Präsident des 1. FC Unon im Zeitungsinterview - Zingler zählt auf die eisernen Reserven
Der 1. FC Union spielt derzeit so erfolgreich Fußball, wie selten zuvor. Mannschaft und Verein laufen in der Krise zur Höchstform auf. In der Berliner Zeitung erklärt Präsident Zingler, woher Union Kraft und Geld schöpft - trotz Coronakrise.
Der 1. FC Union profitiert nach Einschätzung seines Präsidenten Dirk Zingler in der aktuellen Coronakrise davon, dass er sämtliche Zuschauer-, Sponsoring-, Cateringeinnahmen und viele andere clubeigene Rechte beim Verein halte und damit über eine "hohe stille Reserve" verfüge.
In einem Interview mit der Berliner Zeitung [externer Link] sagte Zingler, der Verein müsse derzeit zwar finanzielle Verluste in Höhe von zehn Millionen Euro hinnehmen und auch der Stadionausbau verzöge sich nun auf das Jahr 2022, doch werde man diese "Krise in der Union-Familie gemeinsam meistern".
Gemeisames Schultern der Lasten
Die Lasten trügen dabei alle, also "unsere Mitglieder, die Zuschauer, die Dauerkarten gekauft haben, unsere Sponsoren, unsere Banken und Partner". Von Vorteil für den Verein sei es dabei, dass man erst im Vorjahr aufgestiegen ist: "Deshalb können wir wirtschaftlich mit dieser Krise bestimmt noch etwas stabiler umgehen als Vereine, die seit Jahren in einer Erstliga-Ausgaben-Struktur waren", sagte Zingler dem Blatt: "Wir hatten noch geringere Ausgaben, aber schon höhere Einnahmen."
Doch auch für Union bleibt die Situation mit Geisterspielen und wenig Aussicht auf schnelle Besserung schwierig.

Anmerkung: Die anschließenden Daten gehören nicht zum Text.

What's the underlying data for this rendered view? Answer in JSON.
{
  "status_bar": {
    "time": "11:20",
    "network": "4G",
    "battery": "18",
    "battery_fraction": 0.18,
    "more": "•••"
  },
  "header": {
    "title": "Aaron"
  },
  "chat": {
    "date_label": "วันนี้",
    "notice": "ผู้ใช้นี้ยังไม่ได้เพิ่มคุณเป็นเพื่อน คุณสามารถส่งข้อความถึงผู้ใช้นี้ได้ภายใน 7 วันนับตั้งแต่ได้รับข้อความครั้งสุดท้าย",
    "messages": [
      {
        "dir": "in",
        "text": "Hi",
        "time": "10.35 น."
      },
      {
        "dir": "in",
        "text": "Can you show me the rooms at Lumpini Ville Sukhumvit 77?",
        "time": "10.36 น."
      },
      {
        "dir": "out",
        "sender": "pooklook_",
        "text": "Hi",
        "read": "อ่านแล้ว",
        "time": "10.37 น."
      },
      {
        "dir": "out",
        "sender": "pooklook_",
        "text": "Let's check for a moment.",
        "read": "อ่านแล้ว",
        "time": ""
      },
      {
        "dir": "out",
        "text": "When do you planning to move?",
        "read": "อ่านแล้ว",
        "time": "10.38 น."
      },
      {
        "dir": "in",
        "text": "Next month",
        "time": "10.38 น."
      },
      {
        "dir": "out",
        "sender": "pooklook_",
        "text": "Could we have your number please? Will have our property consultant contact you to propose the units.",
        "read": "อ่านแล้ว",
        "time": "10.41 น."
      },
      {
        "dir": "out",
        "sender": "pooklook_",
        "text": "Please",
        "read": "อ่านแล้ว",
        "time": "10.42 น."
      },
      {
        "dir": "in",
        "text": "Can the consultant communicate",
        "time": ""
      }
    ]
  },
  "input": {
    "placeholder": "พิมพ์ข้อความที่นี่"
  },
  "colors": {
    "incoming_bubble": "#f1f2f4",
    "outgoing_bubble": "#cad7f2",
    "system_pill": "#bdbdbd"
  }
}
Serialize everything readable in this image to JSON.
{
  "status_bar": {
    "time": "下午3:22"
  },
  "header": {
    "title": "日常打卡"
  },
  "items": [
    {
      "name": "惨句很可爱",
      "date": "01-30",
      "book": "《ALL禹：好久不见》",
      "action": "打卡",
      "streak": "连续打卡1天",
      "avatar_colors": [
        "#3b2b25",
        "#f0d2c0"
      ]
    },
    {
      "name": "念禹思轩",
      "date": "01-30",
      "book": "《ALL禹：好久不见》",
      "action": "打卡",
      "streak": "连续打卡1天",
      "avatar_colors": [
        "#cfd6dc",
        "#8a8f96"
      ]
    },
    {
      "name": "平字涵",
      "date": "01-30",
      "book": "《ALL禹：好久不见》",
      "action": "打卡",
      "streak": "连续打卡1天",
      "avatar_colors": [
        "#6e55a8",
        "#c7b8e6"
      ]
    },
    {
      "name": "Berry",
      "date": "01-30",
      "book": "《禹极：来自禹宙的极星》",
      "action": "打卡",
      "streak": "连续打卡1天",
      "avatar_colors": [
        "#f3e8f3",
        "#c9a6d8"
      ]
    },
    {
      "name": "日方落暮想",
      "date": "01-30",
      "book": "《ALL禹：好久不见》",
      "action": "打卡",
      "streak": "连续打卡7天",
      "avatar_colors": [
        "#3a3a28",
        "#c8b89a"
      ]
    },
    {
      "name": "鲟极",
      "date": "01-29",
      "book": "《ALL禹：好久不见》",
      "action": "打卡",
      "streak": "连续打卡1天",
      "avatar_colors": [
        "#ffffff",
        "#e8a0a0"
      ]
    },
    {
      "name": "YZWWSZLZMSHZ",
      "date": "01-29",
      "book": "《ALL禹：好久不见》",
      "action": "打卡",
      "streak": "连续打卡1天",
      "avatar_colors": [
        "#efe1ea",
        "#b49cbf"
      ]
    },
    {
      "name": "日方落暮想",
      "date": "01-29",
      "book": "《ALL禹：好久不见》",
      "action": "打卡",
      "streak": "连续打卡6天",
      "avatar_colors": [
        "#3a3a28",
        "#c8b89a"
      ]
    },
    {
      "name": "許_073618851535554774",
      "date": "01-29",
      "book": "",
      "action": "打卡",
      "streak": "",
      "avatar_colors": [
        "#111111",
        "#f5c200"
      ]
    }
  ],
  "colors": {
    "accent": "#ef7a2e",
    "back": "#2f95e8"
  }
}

Seit März fehlen große Teile der Einnahmen. "Auf so etwas kannst du dich als Unternehmer nicht vorbereiten. Du kannst Reserven bilden, nachhaltig arbeiten, was ja gerne mal gefordert wird, und Rücklagen bilden für schlechte Zeiten. Aber du kannst dich als Unternehmen nicht darauf einstellen, dass dir auf ungewisse Zeit große Bereiche deiner Einnahmen fehlen", sagte Zingler. "Das ist dramatisch."
Mögliche Verhandlungen mit Spielern über Gehaltsverzicht
Sollte sich die Lage nicht ändern, ist auch ein Gehaltsverzicht des Profi-Teams von Trainer Urs Fischer wieder ein Thema. "Wenn der Ausschluss von Zuschauern weiter fortwähren sollte, werden wir uns sicherlich zusammensetzen", sagte Zingler: "Ich möchte so etwas aber nicht aus politischen, sondern nur aus sachlichen Gründen machen."
Trotz des bitteren Ausscheidens in der zweiten Runde des DFB-Pokals am Dienstag gegen Paderborn (2:3) läuft es im zweiten Jahr in der Bundesliga bestens. Mit 21 Punkten aus 13 Spielen sind die Berliner Sechster und auf dem besten Weg, sehr früh den Klassenerhalt und damit die sportliche Zukunft zu sichern.
Ursprünglicher Bauzeitplan für Stadionausbau angepasst
Offen bleibt hingegen, wann es endlich mit dem schon lange ersehnten Ausbau des Stadions An der Alten Försterei losgehen kann. "Leider hat Corona auch dazu geführt, dass sich dieser Prozess, sagen wir mal verwaltungstechnisch, eher verlangsamt hat", sagte Zingler: "Leider sind wir nicht mehr in den Zeitplänen, die wir entwickelt haben. Realistisch werden wir das Planungsrecht erst Ende 2021, das Baurecht erst 2022 bekommen."
Union hatte sich nach ursprünglichen Plänen schon bis Sommer 2019 Planungsrecht für den Ausbau der Kapazität von 22.000 auf 37.000 Besucher für rund 39 Millionen Euro erhofft. Dieses Vorhaben war früh am mangelhaften Verkehrskonzept gescheitert. "Wir sind dabei, die letzten Themen bei der Verkehrsanbindung anzugehen", sagte Zingler. Denn Union halte auch weiter an den Ausbauplänen fest, die Corona-Pandemie und mögliche finanzielle Folgen sollen das komplizierte Projekt nicht beeinflussen. "Wir werden das Stadion ausbauen. Auch wenn das Projekt manchmal unsere Nerven und unsere Geduld arg strapaziert", versicherte Zingler.